The simplest transformation scenario for a character is to go from one bin to another. There are however four different ways of doing so that are called hypotheses:
- Wagner or ordered character: character stages are reversible and additives. The number of steps is equal to the absolute value of the bin difference. If you go from 1 to 2 or from 20 to 21, there is one step, from 18 to 16 there are two steps, and so forth.
- Fitch or unordered character: stages are reversible and non-additives. In this case, going from 3 to 4 or from 5 to 25 or 18 to 9 costs always one step and only one step.
- Camin-Sokal: stages are irreversible. You can go one way (1 towards 32), or the other way (32 towards 1), but there must be only one direction for the entire evolutionary transformation of this character. This is a very strong constraint since reversals are forbidden and requires very strong arguments to be adopted.
- Dollo: each stage can only occur once. Parallel evolutions are thus forbidden, convergences as well. This also is a very very strong constraint.
In astrophysics, I have found the ordered (Wagner) hypothesis well suited. I indeed think this is the general default behavior of quantitative continuous characters that change through continuous physical processes.

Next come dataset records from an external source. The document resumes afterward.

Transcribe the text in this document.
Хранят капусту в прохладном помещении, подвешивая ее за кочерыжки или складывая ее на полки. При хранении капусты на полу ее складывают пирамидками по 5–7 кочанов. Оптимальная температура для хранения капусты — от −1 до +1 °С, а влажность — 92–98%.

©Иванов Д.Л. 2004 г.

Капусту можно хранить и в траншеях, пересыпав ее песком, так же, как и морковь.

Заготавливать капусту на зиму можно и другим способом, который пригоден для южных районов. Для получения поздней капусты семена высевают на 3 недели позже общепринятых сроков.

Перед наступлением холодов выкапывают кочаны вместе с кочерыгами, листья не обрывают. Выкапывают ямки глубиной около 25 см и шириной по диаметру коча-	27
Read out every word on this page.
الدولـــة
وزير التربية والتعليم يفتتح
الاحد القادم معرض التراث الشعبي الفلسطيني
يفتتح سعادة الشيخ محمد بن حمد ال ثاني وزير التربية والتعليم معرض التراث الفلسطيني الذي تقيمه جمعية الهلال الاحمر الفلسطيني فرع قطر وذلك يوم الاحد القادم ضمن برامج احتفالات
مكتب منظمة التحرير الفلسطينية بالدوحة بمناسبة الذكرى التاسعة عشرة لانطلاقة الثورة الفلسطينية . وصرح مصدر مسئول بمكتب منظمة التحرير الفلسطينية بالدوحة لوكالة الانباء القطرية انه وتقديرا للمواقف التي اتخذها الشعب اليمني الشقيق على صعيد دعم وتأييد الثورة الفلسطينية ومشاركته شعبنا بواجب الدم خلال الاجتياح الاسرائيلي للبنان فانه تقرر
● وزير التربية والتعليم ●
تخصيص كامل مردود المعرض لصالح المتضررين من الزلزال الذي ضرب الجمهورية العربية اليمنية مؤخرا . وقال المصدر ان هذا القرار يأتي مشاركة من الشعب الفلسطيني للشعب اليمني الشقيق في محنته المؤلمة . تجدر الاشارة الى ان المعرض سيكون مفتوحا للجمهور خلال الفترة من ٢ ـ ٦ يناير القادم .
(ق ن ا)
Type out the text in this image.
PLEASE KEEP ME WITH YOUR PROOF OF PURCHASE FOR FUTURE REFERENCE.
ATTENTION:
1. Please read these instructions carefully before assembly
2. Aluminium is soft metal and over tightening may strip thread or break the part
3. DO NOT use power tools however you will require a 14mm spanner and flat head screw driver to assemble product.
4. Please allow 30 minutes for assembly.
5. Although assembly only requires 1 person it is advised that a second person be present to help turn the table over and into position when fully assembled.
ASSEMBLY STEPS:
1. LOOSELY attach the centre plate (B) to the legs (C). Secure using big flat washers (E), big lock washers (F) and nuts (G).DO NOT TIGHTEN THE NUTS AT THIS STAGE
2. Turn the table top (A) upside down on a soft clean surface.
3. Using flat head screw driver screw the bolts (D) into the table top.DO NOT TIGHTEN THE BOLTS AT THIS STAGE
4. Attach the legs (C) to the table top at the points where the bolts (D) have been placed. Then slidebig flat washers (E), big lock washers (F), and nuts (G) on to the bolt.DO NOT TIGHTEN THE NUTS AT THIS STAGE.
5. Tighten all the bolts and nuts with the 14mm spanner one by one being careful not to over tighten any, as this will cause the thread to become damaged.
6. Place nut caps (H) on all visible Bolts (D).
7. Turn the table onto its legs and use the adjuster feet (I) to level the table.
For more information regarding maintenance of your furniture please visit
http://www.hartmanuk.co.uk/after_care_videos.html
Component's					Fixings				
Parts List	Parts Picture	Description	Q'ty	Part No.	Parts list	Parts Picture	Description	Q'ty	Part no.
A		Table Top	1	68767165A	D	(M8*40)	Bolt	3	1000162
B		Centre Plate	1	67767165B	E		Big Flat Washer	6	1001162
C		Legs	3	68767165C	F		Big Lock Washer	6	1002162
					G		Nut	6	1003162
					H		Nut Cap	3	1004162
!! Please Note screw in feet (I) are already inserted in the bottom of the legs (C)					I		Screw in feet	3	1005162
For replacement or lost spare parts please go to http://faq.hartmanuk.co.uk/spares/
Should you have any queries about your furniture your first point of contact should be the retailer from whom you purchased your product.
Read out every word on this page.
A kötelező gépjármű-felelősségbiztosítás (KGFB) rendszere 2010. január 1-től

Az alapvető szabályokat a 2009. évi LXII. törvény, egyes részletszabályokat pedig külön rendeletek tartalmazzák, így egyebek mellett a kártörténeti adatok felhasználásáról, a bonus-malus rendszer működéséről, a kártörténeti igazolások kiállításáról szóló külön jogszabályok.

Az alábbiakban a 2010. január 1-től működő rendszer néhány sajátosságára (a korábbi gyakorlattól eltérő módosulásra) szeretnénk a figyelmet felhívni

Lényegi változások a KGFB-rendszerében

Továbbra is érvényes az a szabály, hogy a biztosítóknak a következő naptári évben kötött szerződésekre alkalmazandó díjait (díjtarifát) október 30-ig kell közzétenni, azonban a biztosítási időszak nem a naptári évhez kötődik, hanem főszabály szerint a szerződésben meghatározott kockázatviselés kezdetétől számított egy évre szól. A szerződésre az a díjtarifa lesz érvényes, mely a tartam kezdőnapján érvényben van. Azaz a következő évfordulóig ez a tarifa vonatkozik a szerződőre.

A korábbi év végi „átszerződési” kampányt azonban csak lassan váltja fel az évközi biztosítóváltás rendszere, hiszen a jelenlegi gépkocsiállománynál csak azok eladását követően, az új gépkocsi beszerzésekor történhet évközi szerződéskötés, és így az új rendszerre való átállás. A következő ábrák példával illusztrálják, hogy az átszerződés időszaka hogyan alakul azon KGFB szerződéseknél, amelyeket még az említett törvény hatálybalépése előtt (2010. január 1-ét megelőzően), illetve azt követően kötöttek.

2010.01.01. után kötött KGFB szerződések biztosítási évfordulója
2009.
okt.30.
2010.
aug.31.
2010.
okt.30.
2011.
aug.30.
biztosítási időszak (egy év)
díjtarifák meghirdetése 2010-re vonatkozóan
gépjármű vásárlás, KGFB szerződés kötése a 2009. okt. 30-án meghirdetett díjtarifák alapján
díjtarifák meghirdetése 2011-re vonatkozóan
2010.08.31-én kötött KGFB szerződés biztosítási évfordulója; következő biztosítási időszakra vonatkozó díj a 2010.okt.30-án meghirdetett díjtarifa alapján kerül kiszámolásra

The irreversible (Camin-Sokal) hypothesis is also quite useful in some cases. For instance, the mass of a galaxy is bound to increase since gravitation is an attractive force. Mass is thus an irreversible character. However, in some strong galaxy encounters, some matter can be stripped away and create what we call tidal dwarf galaxies. But this is probably marginal.
The least constraining hypothesis is that of the unordered character (Fitch). It can be useful but less constraint means more allowed arrangements and hence higher computation time. In practice, it often leads to less convergence and thus less resolved consensus trees.
The parsimony optimization looks for the simplest tree by minimizing the number of steps. Obviously, this depends on the hypothesis chosen. But there is not much freedom here since at the end, this choice will influences a lot the evolutionary scenario depicted on the tree and this should be physically meaningful. Recall that the cladogram is called an phylogenetic hypothesis.
Apart from these four general hypotheses, more complex character transformations can be given. For instance, there may be alternate paths (from stage 4 it might be possible to jump to 5 or 6 with equal cost or not). Trees or step matrices can describe these transformations. Ste matrices are tables in which the cost between any two states is given, irreversibility being indicated by an infinite number or the letter “i”.
All that said, astronomers can easily understand the possibility to impose some character transformation constraint by using a physical model.